Battle of Valmy
Arc de Triomphe: VALMI
September 20, 1792
Intending to halt the French Revolution and restore French King Louis XVI's power, in July of 1792 the Duke of Brunswick issued the Brunswick Manifesto, threatening the destruction of Paris. Less than a month later he invaded France at the behest of the First Coalition with an army comprised of Prussians, Austrians, and French royalists. Largely unopposed as his army crossed a chaotic and disorganized France, what little resistance Brunswick and his army did meet quickly crumbled before them. Inner turmoil gripped the French revolutionary government and the defection of a large number of French officers of the nobility had led to leadership crises within the French army. While patriotic volunteers had filled the ranks, many were unproven and ill-equipped, and they had acquired a reputation for fleeing at the first shot.
As panic began to reach new heights in the French capital and the Prussians neared, French General Dumouriez commanding the Army of the North moved his army south to cut the lines of communication of Brunswick's army. Meanwhile, Dumouriez ordered General Kellermann commanding the Army of the Center to join him in the hopes that their combined forces would be able to halt the enemy advance.

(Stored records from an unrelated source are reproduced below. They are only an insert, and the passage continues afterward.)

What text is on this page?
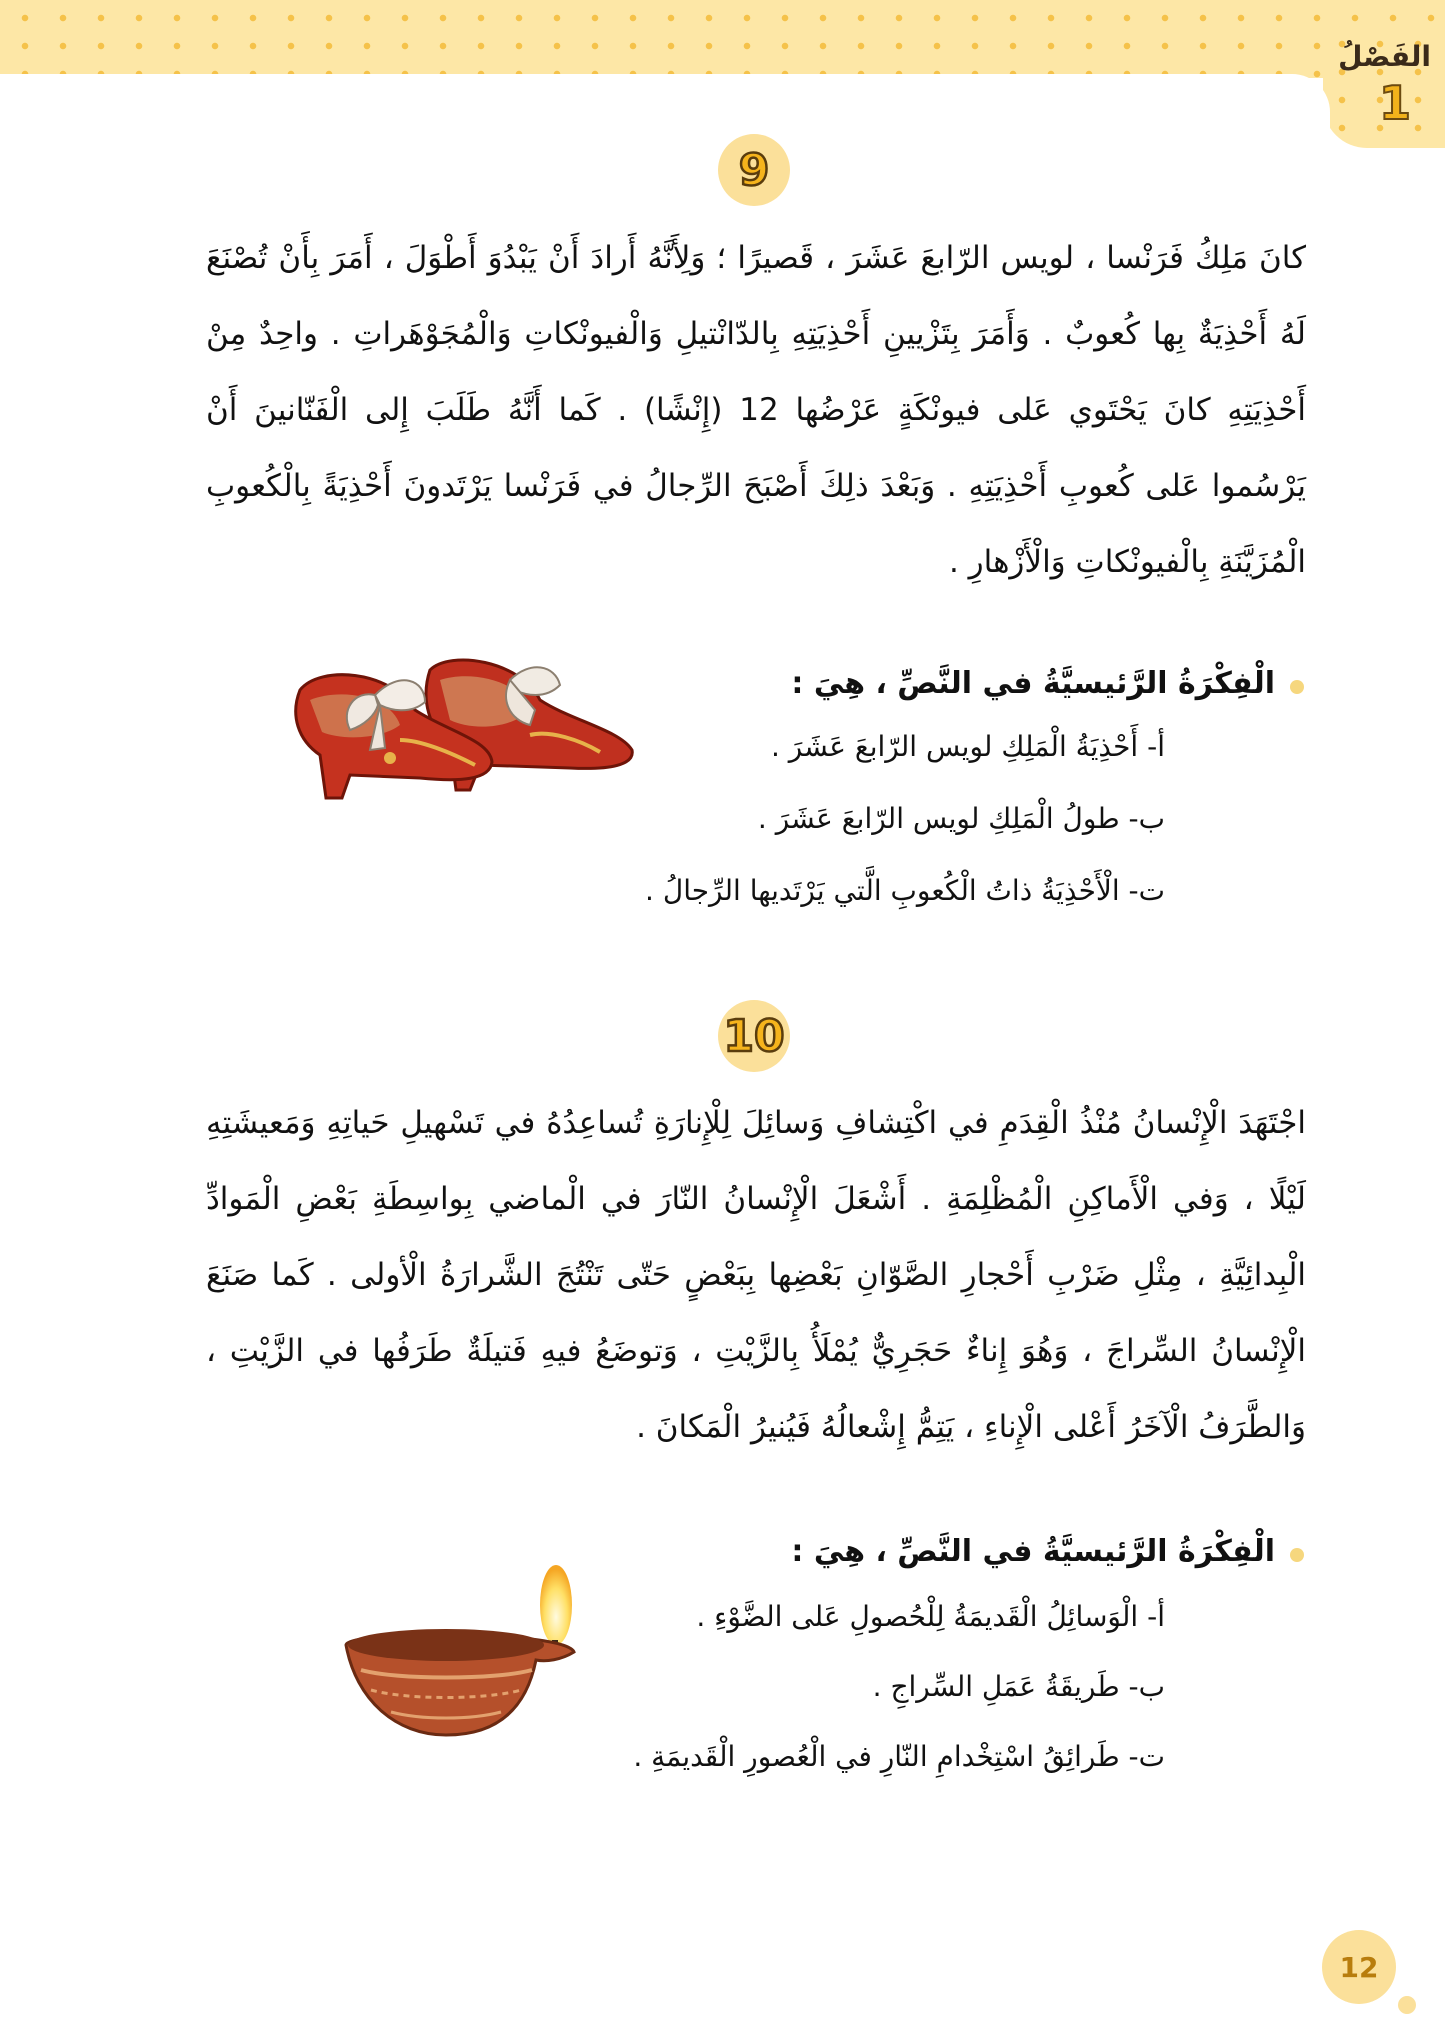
الفَصْلُ
1
9
كانَ مَلِكُ فَرَنْسا ، لويس الرّابعَ عَشَرَ ، قَصيرًا ؛ وَلِأَنَّهُ أَرادَ أَنْ يَبْدُوَ أَطْوَلَ ، أَمَرَ بِأَنْ تُصْنَعَ لَهُ أَحْذِيَةٌ بِها كُعوبٌ . وَأَمَرَ بِتَزْيينِ أَحْذِيَتِهِ بِالدّانْتيلِ وَالْفيونْكاتِ وَالْمُجَوْهَراتِ . واحِدٌ مِنْ أَحْذِيَتِهِ كانَ يَحْتَوي عَلى فيونْكَةٍ عَرْضُها 12 (إِنْشًا) . كَما أَنَّهُ طَلَبَ إِلى الْفَنّانينَ أَنْ يَرْسُموا عَلى كُعوبِ أَحْذِيَتِهِ . وَبَعْدَ ذلِكَ أَصْبَحَ الرِّجالُ في فَرَنْسا يَرْتَدونَ أَحْذِيَةً بِالْكُعوبِ الْمُزَيَّنَةِ بِالْفيونْكاتِ وَالْأَزْهارِ .
الْفِكْرَةُ الرَّئيسيَّةُ في النَّصِّ ، هِيَ :
أ- أَحْذِيَةُ الْمَلِكِ لويس الرّابعَ عَشَرَ .
ب- طولُ الْمَلِكِ لويس الرّابعَ عَشَرَ .
ت- الْأَحْذِيَةُ ذاتُ الْكُعوبِ الَّتي يَرْتَديها الرِّجالُ .
10
اجْتَهَدَ الْإِنْسانُ مُنْذُ الْقِدَمِ في اكْتِشافِ وَسائِلَ لِلْإِنارَةِ تُساعِدُهُ في تَسْهيلِ حَياتِهِ وَمَعيشَتِهِ لَيْلًا ، وَفي الْأَماكِنِ الْمُظْلِمَةِ . أَشْعَلَ الْإِنْسانُ النّارَ في الْماضي بِواسِطَةِ بَعْضِ الْمَوادِّ الْبِدائِيَّةِ ، مِثْلِ ضَرْبِ أَحْجارِ الصَّوّانِ بَعْضِها بِبَعْضٍ حَتّى تَنْتُجَ الشَّرارَةُ الْأولى . كَما صَنَعَ الْإِنْسانُ السِّراجَ ، وَهُوَ إِناءٌ حَجَرِيٌّ يُمْلَأُ بِالزَّيْتِ ، وَتوضَعُ فيهِ فَتيلَةٌ طَرَفُها في الزَّيْتِ ، وَالطَّرَفُ الْآخَرُ أَعْلى الْإِناءِ ، يَتِمُّ إِشْعالُهُ فَيُنيرُ الْمَكانَ .
الْفِكْرَةُ الرَّئيسيَّةُ في النَّصِّ ، هِيَ :
أ- الْوَسائِلُ الْقَديمَةُ لِلْحُصولِ عَلى الضَّوْءِ .
ب- طَريقَةُ عَمَلِ السِّراجِ .
ت- طَرائِقُ اسْتِخْدامِ النّارِ في الْعُصورِ الْقَديمَةِ .
12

Brunswick's communication and supply lines were now cut as the French armies moved in behind him, and he stopped his advance on Paris to send a sizable force of Prussian soldiers to brush aside the French and reopen his lines of communication.
On the morning of September 20th, the two opposing armies met at Valmy as a misty fog covered the battlefield. The Prussians launched an attack early on, forcing Kellermann to shift the positions of his troops to near a notable windmill. As the fog dissipated around noon, the artillery of both sides began a cannonade against each other. The Prussians had expected the French volunteers to break and flee under the artillery fire, but the French held strong. Seeing the lack of effect of their artillery, the Prussians next launched their infantry forward, but they received so much fire that they were halted after only a few hundred yards. Emboldened by their success, the French began to chant, "Vive la Nation!"
Suddenly around one in the afternoon a lucky Prussian shell hit an ammunition wagon behind the French lines, causing a huge explosion. Three French regiments broke and ran, but Kellermann galloped up, riding amongst the panicked men and rallying them. Meanwhile Dumouriez quickly sent reinforcements to the weakened area to ensure it would hold, and Brunswick did nothing to exploit the temporary panic.
Brunswick was unwilling to engage in battle against a force that offered anything more than token resistance, and he stated, "We do not have to fight here" and began to withdraw his army.1 Dumouriez and Kellermann were not interested in the destruction of Brunswick's army, given that they had completed their goal of deterring his advance on Paris, so they did not actively pursue him. Within a month Brunswick's army was in full retreat and Paris and the fledgling French Republic had been saved.
The writer Johann Wolfgang von Goethe was present at the battle as a Prussian soldier and wrote, "From this place and from this day forth commences a new era in the world's history and you can all say that you were present at its birth."2
- David G. Chandler, Napoleon's Marshals, (New York: Macmillan Publishing Company, 1987), 187.
- Raymond Horricks, Military Politics From Bonaparte to the Bourbons: The Life and Death of Michel Ney, 1769-1815, (New Brunswick: Transaction Publishers, 1995), 19-20.
- Chandler, David G. Dictionary of the Napoleonic Wars. New York: Macmillan Publishing Co., Inc., 1979.
- Chandler, David G. Napoleon's Marshals. New York: Macmillan Publishing Company, 1987.
- Smith, Digby. The Greenhill Napoleonic Wars Data Book. London: Greenhill Books: 1998.